Convert Vector data to VectorTiles with GeoTrellis.

https://geotrellis.github.io/vectorpipe/

Other

74 stars 20 forks source link

ORC IO #18

Closed fosskers closed 7 years ago

fosskers commented 7 years ago

TODO

[x] fromLocalORC
~~fromRemoteORC ?~~ (fromLocalORC is now fromORC)
[x] Testing
[x] Docs

Closes #8 .

mojodna commented 7 years ago

fromRemoteORC is probably fromLocalORC with URIs that point to remote sources (e.g. s3a://...)

fosskers commented 7 years ago

Probably! I haven't looked into the remote case at all yet. I was assuming there would be some AWS magic. I remember the word "Athena"?

mojodna commented 7 years ago

Nah, in this case you're just looking at Hadoop / HDFS / other filesystem "magic."

Athena is AWS's hosted Presto service.

fosskers commented 7 years ago

This is very good news.

fosskers commented 7 years ago

fromLocalORC timings in seconds, counting Elements on a 178mb file:

Nodes: 32.3s to count 15.4mil nodes Ways: 18.7s to count 1.49mil ways Rels: 11.5s to count 86k relations

Interestingly, my streaming-osm lib can count that same number of nodes in ~30s with a single core. Spark overhead must be pretty heavy here, but the good sign is that our time isn't linear/quadratic. i.e. Counting the rels might be "slow", but to count 2 orders of magnitude more nodes doesn't take 100 times as long.

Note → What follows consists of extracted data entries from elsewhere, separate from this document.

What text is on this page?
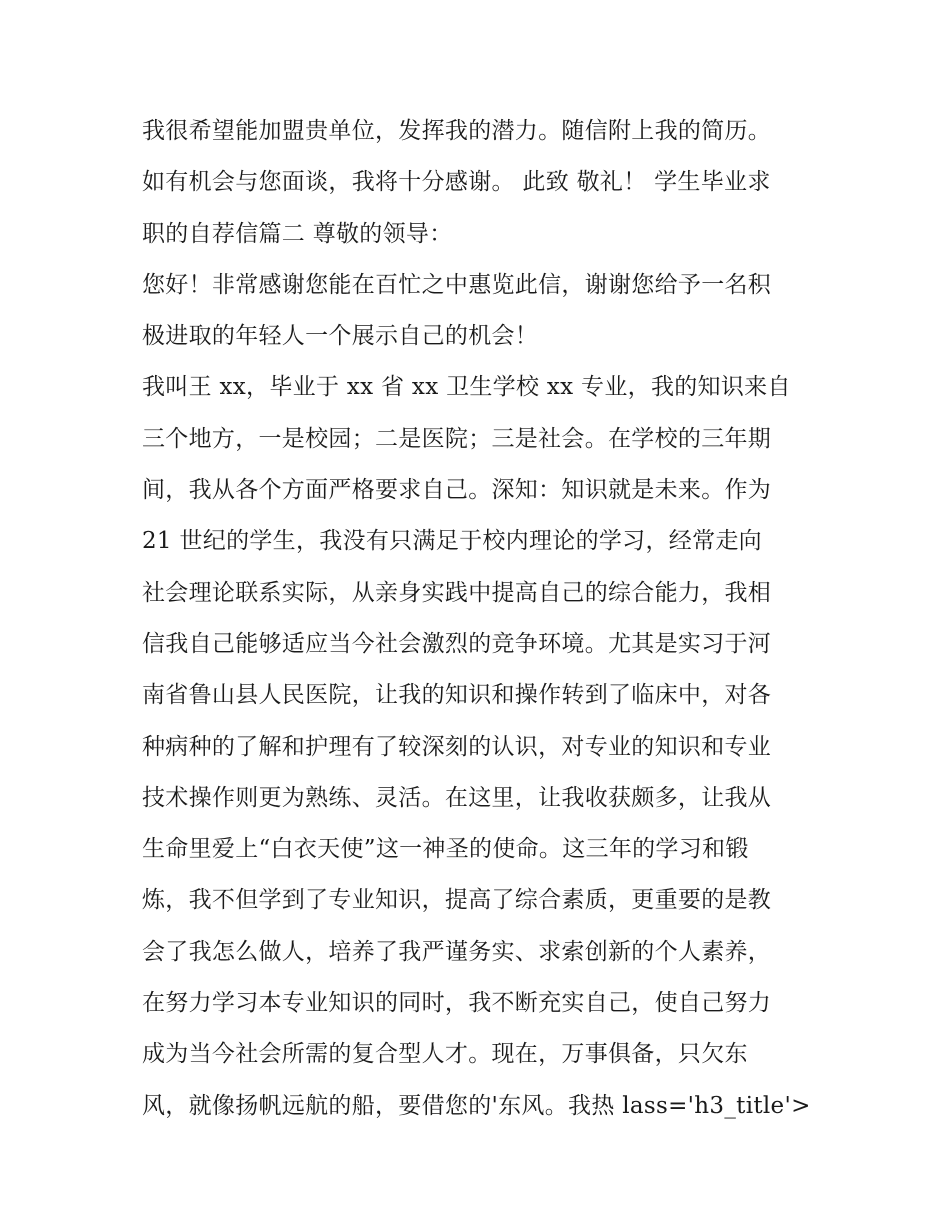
我很希望能加盟贵单位，发挥我的潜力。随信附上我的简历。
如有机会与您面谈，我将十分感谢。 此致 敬礼！ 学生毕业求
职的自荐信篇二 尊敬的领导：
您好！非常感谢您能在百忙之中惠览此信，谢谢您给予一名积
极进取的年轻人一个展示自己的机会！
我叫王 xx，毕业于 xx 省 xx 卫生学校 xx 专业，我的知识来自
三个地方，一是校园；二是医院；三是社会。在学校的三年期
间，我从各个方面严格要求自己。深知：知识就是未来。作为
21 世纪的学生，我没有只满足于校内理论的学习，经常走向
社会理论联系实际，从亲身实践中提高自己的综合能力，我相
信我自己能够适应当今社会激烈的竞争环境。尤其是实习于河
南省鲁山县人民医院，让我的知识和操作转到了临床中，对各
种病种的了解和护理有了较深刻的认识，对专业的知识和专业
技术操作则更为熟练、灵活。在这里，让我收获颇多，让我从
生命里爱上“白衣天使”这一神圣的使命。这三年的学习和锻
炼，我不但学到了专业知识，提高了综合素质，更重要的是教
会了我怎么做人，培养了我严谨务实、求索创新的个人素养，
在努力学习本专业知识的同时，我不断充实自己，使自己努力
成为当今社会所需的复合型人才。现在，万事俱备，只欠东
风，就像扬帆远航的船，要借您的'东风。我热 lass='h3_title'>
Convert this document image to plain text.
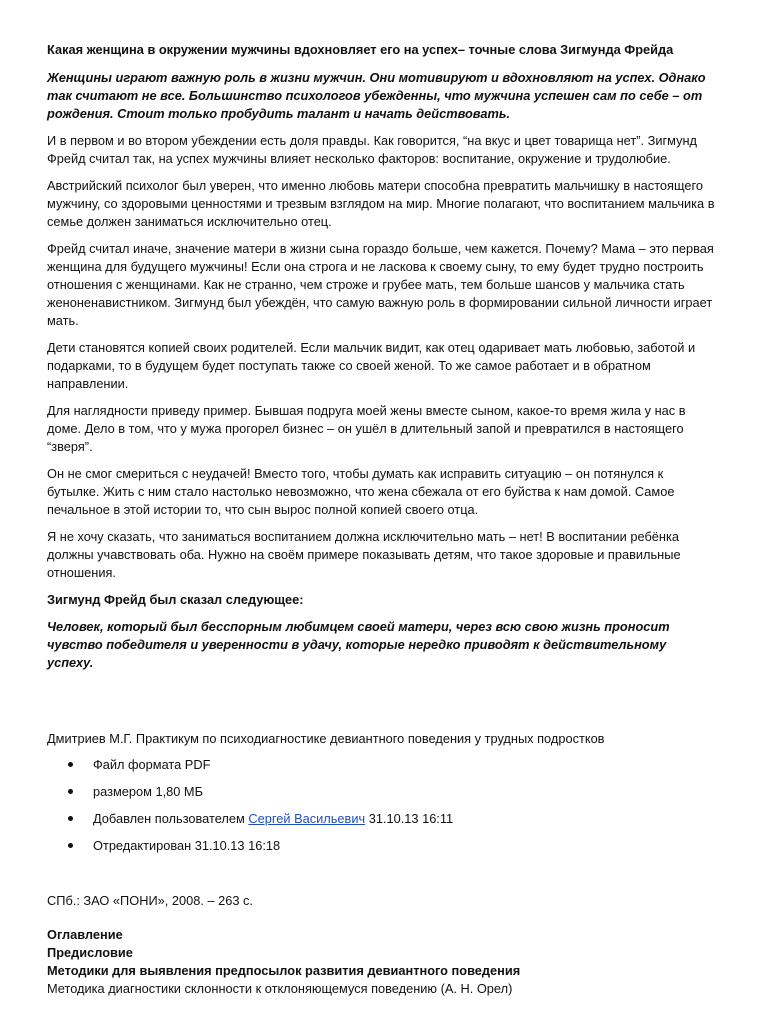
Какая женщина в окружении мужчины вдохновляет его на успех– точные слова Зигмунда Фрейда
Женщины играют важную роль в жизни мужчин. Они мотивируют и вдохновляют на успех. Однако так считают не все. Большинство психологов убежденны, что мужчина успешен сам по себе – от рождения. Стоит только пробудить талант и начать действовать.
И в первом и во втором убеждении есть доля правды. Как говорится, “на вкус и цвет товарища нет”. Зигмунд Фрейд считал так, на успех мужчины влияет несколько факторов: воспитание, окружение и трудолюбие.
Австрийский психолог был уверен, что именно любовь матери способна превратить мальчишку в настоящего мужчину, со здоровыми ценностями и трезвым взглядом на мир. Многие полагают, что воспитанием мальчика в семье должен заниматься исключительно отец.
Фрейд считал иначе, значение матери в жизни сына гораздо больше, чем кажется. Почему? Мама – это первая женщина для будущего мужчины! Если она строга и не ласкова к своему сыну, то ему будет трудно построить отношения с женщинами. Как не странно, чем строже и грубее мать, тем больше шансов у мальчика стать женоненавистником. Зигмунд был убеждён, что самую важную роль в формировании сильной личности играет мать.
Дети становятся копией своих родителей. Если мальчик видит, как отец одаривает мать любовью, заботой и подарками, то в будущем будет поступать также со своей женой. То же самое работает и в обратном направлении.
Для наглядности приведу пример. Бывшая подруга моей жены вместе сыном, какое-то время жила у нас в доме. Дело в том, что у мужа прогорел бизнес – он ушёл в длительный запой и превратился в настоящего “зверя”.
Он не смог смериться с неудачей! Вместо того, чтобы думать как исправить ситуацию – он потянулся к бутылке. Жить с ним стало настолько невозможно, что жена сбежала от его буйства к нам домой. Самое печальное в этой истории то, что сын вырос полной копией своего отца.
Я не хочу сказать, что заниматься воспитанием должна исключительно мать – нет! В воспитании ребёнка должны учавствовать оба. Нужно на своём примере показывать детям, что такое здоровые и правильные отношения.
Зигмунд Фрейд был сказал следующее:
Человек, который был бесспорным любимцем своей матери, через всю свою жизнь проносит чувство победителя и уверенности в удачу, которые нередко приводят к действительному успеху.
Дмитриев М.Г. Практикум по психодиагностике девиантного поведения у трудных подростков
Файл формата PDF
размером 1,80 МБ
Добавлен пользователем Сергей Васильевич 31.10.13 16:11
Отредактирован 31.10.13 16:18
СПб.: ЗАО «ПОНИ», 2008. – 263 с.
Оглавление
Предисловие
Методики для выявления предпосылок развития девиантного поведения
Методика диагностики склонности к отклоняющемуся поведению (А. Н. Орел)
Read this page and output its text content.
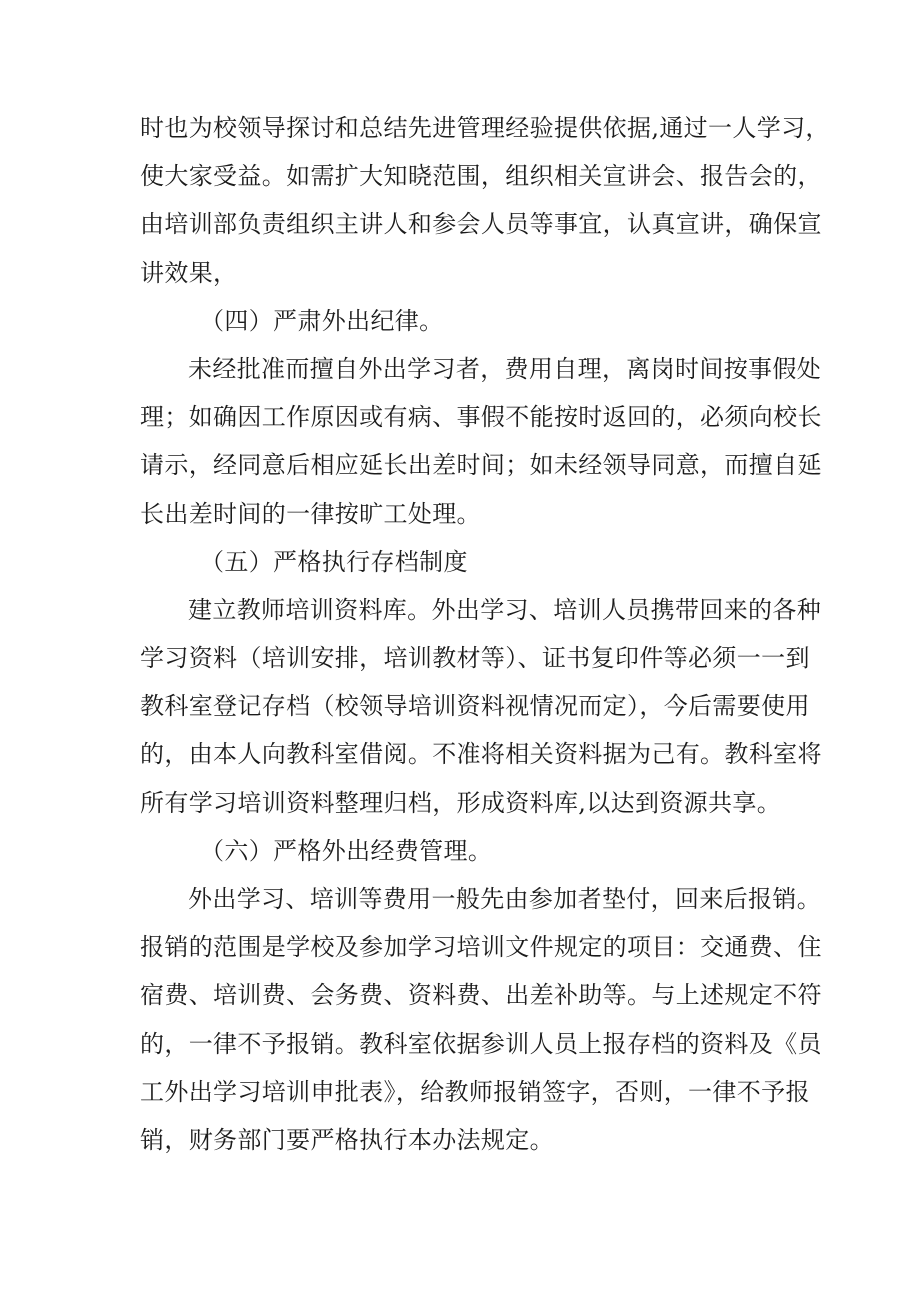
时也为校领导探讨和总结先进管理经验提供依据,通过一人学习，
使大家受益。如需扩大知晓范围，组织相关宣讲会、报告会的，
由培训部负责组织主讲人和参会人员等事宜，认真宣讲，确保宣
讲效果，
（四）严肃外出纪律。
未经批准而擅自外出学习者，费用自理，离岗时间按事假处
理；如确因工作原因或有病、事假不能按时返回的，必须向校长
请示，经同意后相应延长出差时间；如未经领导同意，而擅自延
长出差时间的一律按旷工处理。
（五）严格执行存档制度
建立教师培训资料库。外出学习、培训人员携带回来的各种
学习资料（培训安排，培训教材等）、证书复印件等必须一一到
教科室登记存档（校领导培训资料视情况而定），今后需要使用
的，由本人向教科室借阅。不准将相关资料据为己有。教科室将
所有学习培训资料整理归档，形成资料库,以达到资源共享。
（六）严格外出经费管理。
外出学习、培训等费用一般先由参加者垫付，回来后报销。
报销的范围是学校及参加学习培训文件规定的项目：交通费、住
宿费、培训费、会务费、资料费、出差补助等。与上述规定不符
的，一律不予报销。教科室依据参训人员上报存档的资料及《员
工外出学习培训申批表》，给教师报销签字，否则，一律不予报
销，财务部门要严格执行本办法规定。
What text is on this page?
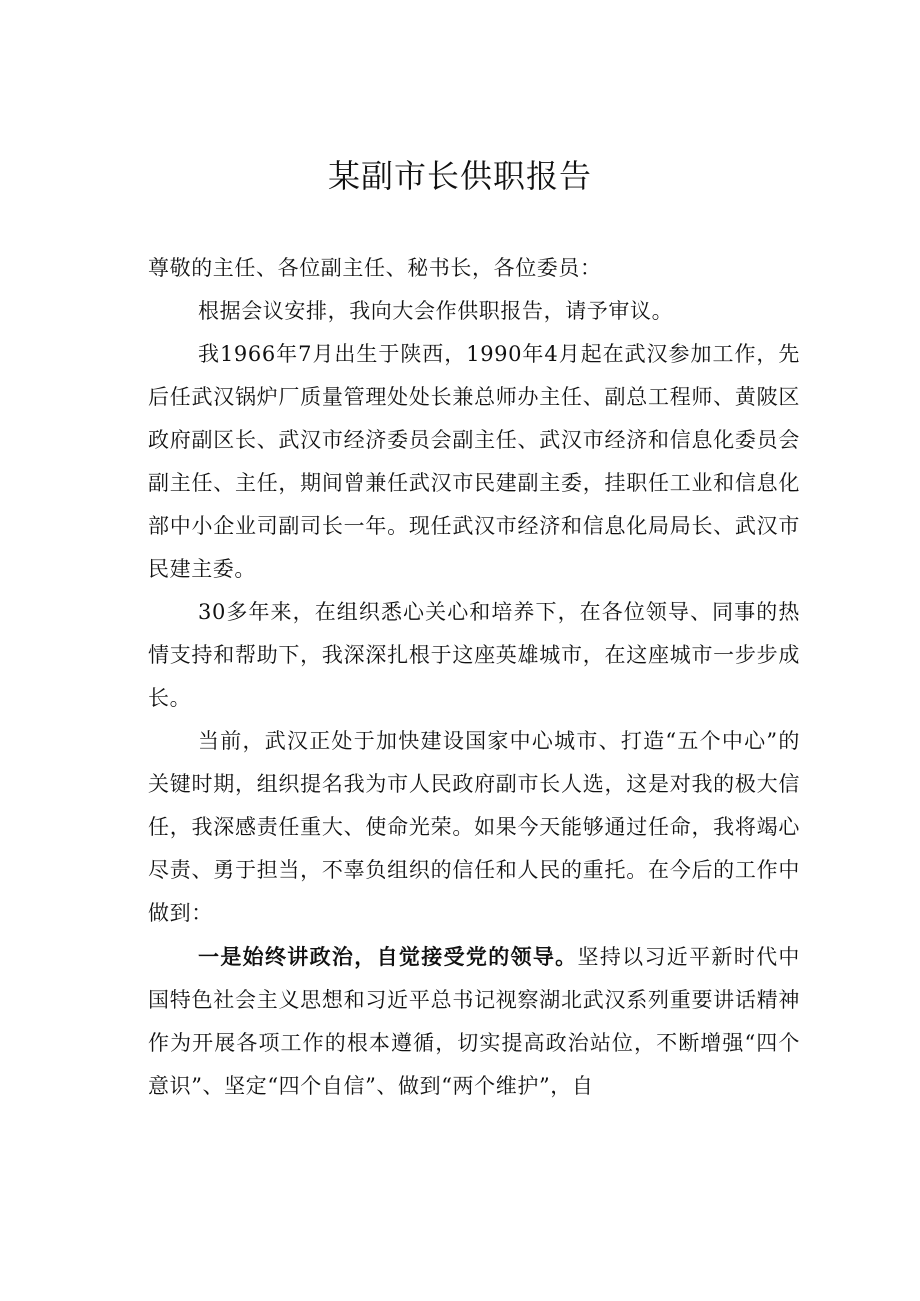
某副市长供职报告

尊敬的主任、各位副主任、秘书长，各位委员：

根据会议安排，我向大会作供职报告，请予审议。

我1966年7月出生于陕西，1990年4月起在武汉参加工作，先后任武汉锅炉厂质量管理处处长兼总师办主任、副总工程师、黄陂区政府副区长、武汉市经济委员会副主任、武汉市经济和信息化委员会副主任、主任，期间曾兼任武汉市民建副主委，挂职任工业和信息化部中小企业司副司长一年。现任武汉市经济和信息化局局长、武汉市民建主委。

30多年来，在组织悉心关心和培养下，在各位领导、同事的热情支持和帮助下，我深深扎根于这座英雄城市，在这座城市一步步成长。

当前，武汉正处于加快建设国家中心城市、打造“五个中心”的关键时期，组织提名我为市人民政府副市长人选，这是对我的极大信任，我深感责任重大、使命光荣。如果今天能够通过任命，我将竭心尽责、勇于担当，不辜负组织的信任和人民的重托。在今后的工作中做到：

一是始终讲政治，自觉接受党的领导。坚持以习近平新时代中国特色社会主义思想和习近平总书记视察湖北武汉系列重要讲话精神作为开展各项工作的根本遵循，切实提高政治站位，不断增强“四个意识”、坚定“四个自信”、做到“两个维护”，自
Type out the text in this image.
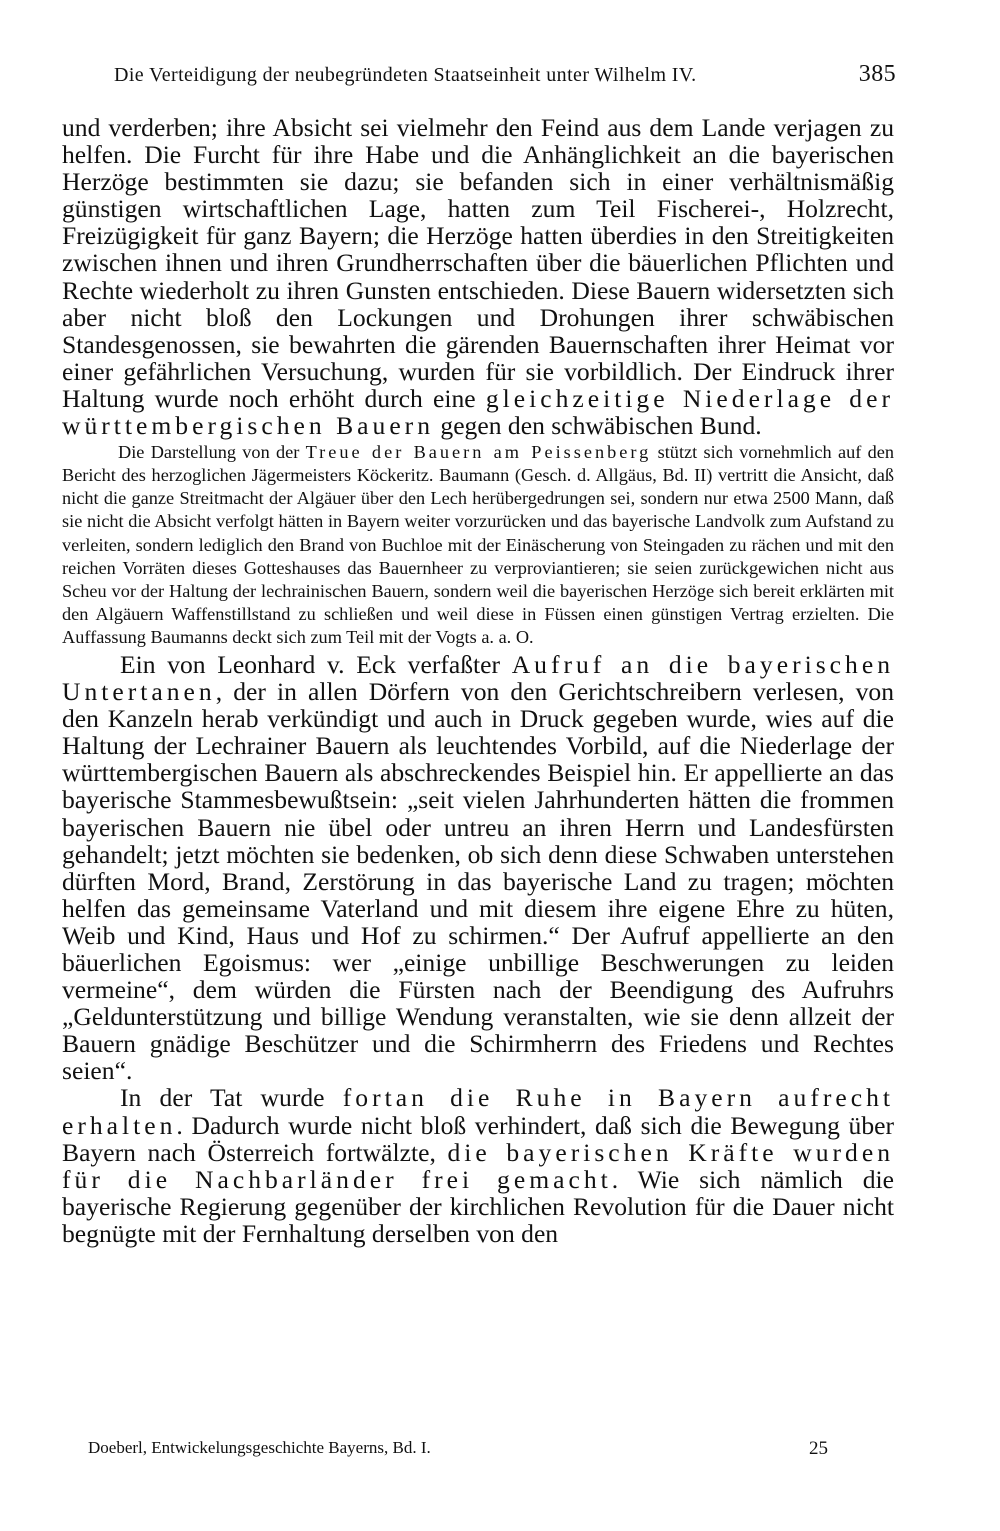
Die Verteidigung der neubegründeten Staatseinheit unter Wilhelm IV.	385

und verderben; ihre Absicht sei vielmehr den Feind aus dem Lande verjagen zu helfen. Die Furcht für ihre Habe und die Anhänglichkeit an die bayerischen Herzöge bestimmten sie dazu; sie befanden sich in einer verhältnismäßig günstigen wirtschaftlichen Lage, hatten zum Teil Fischerei-, Holzrecht, Freizügigkeit für ganz Bayern; die Herzöge hatten überdies in den Streitigkeiten zwischen ihnen und ihren Grundherrschaften über die bäuerlichen Pflichten und Rechte wiederholt zu ihren Gunsten entschieden. Diese Bauern widersetzten sich aber nicht bloß den Lockungen und Drohungen ihrer schwäbischen Standesgenossen, sie bewahrten die gärenden Bauernschaften ihrer Heimat vor einer gefährlichen Versuchung, wurden für sie vorbildlich. Der Eindruck ihrer Haltung wurde noch erhöht durch eine gleichzeitige Niederlage der württembergischen Bauern gegen den schwäbischen Bund.

Die Darstellung von der Treue der Bauern am Peissenberg stützt sich vornehmlich auf den Bericht des herzoglichen Jägermeisters Köckeritz. Baumann (Gesch. d. Allgäus, Bd. II) vertritt die Ansicht, daß nicht die ganze Streitmacht der Algäuer über den Lech herübergedrungen sei, sondern nur etwa 2500 Mann, daß sie nicht die Absicht verfolgt hätten in Bayern weiter vorzurücken und das bayerische Landvolk zum Aufstand zu verleiten, sondern lediglich den Brand von Buchloe mit der Einäscherung von Steingaden zu rächen und mit den reichen Vorräten dieses Gotteshauses das Bauernheer zu verproviantieren; sie seien zurückgewichen nicht aus Scheu vor der Haltung der lechrainischen Bauern, sondern weil die bayerischen Herzöge sich bereit erklärten mit den Algäuern Waffenstillstand zu schließen und weil diese in Füssen einen günstigen Vertrag erzielten. Die Auffassung Baumanns deckt sich zum Teil mit der Vogts a. a. O.

Ein von Leonhard v. Eck verfaßter Aufruf an die bayerischen Untertanen, der in allen Dörfern von den Gerichtschreibern verlesen, von den Kanzeln herab verkündigt und auch in Druck gegeben wurde, wies auf die Haltung der Lechrainer Bauern als leuchtendes Vorbild, auf die Niederlage der württembergischen Bauern als abschreckendes Beispiel hin. Er appellierte an das bayerische Stammesbewußtsein: „seit vielen Jahrhunderten hätten die frommen bayerischen Bauern nie übel oder untreu an ihren Herrn und Landesfürsten gehandelt; jetzt möchten sie bedenken, ob sich denn diese Schwaben unterstehen dürften Mord, Brand, Zerstörung in das bayerische Land zu tragen; möchten helfen das gemeinsame Vaterland und mit diesem ihre eigene Ehre zu hüten, Weib und Kind, Haus und Hof zu schirmen.“ Der Aufruf appellierte an den bäuerlichen Egoismus: wer „einige unbillige Beschwerungen zu leiden vermeine“, dem würden die Fürsten nach der Beendigung des Aufruhrs „Geldunterstützung und billige Wendung veranstalten, wie sie denn allzeit der Bauern gnädige Beschützer und die Schirmherrn des Friedens und Rechtes seien“.

In der Tat wurde fortan die Ruhe in Bayern aufrecht erhalten. Dadurch wurde nicht bloß verhindert, daß sich die Bewegung über Bayern nach Österreich fortwälzte, die bayerischen Kräfte wurden für die Nachbarländer frei gemacht. Wie sich nämlich die bayerische Regierung gegenüber der kirchlichen Revolution für die Dauer nicht begnügte mit der Fernhaltung derselben von den

Doeberl, Entwickelungsgeschichte Bayerns, Bd. I.	25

This should speed up nicely with a big EMR cluster.

lossyrob commented 7 years ago

Interestingly, my streaming-osm lib can count that same number of nodes in ~30s with a single core.

How many cores is spark using? Making sure Spark is configured to utilize all cores and memory and increasing the partition count could potentially speed things up, even in the local case.

fosskers commented 7 years ago

I'm using local[*] and I see it grinding away with all 4 cores on my machine. I always forget about partition count, so tweaking that might speed things up.

fromORC is ass-slow when dealing with large files on S3, but that's expected. Should magically be faster on EMR because of its special connection to S3.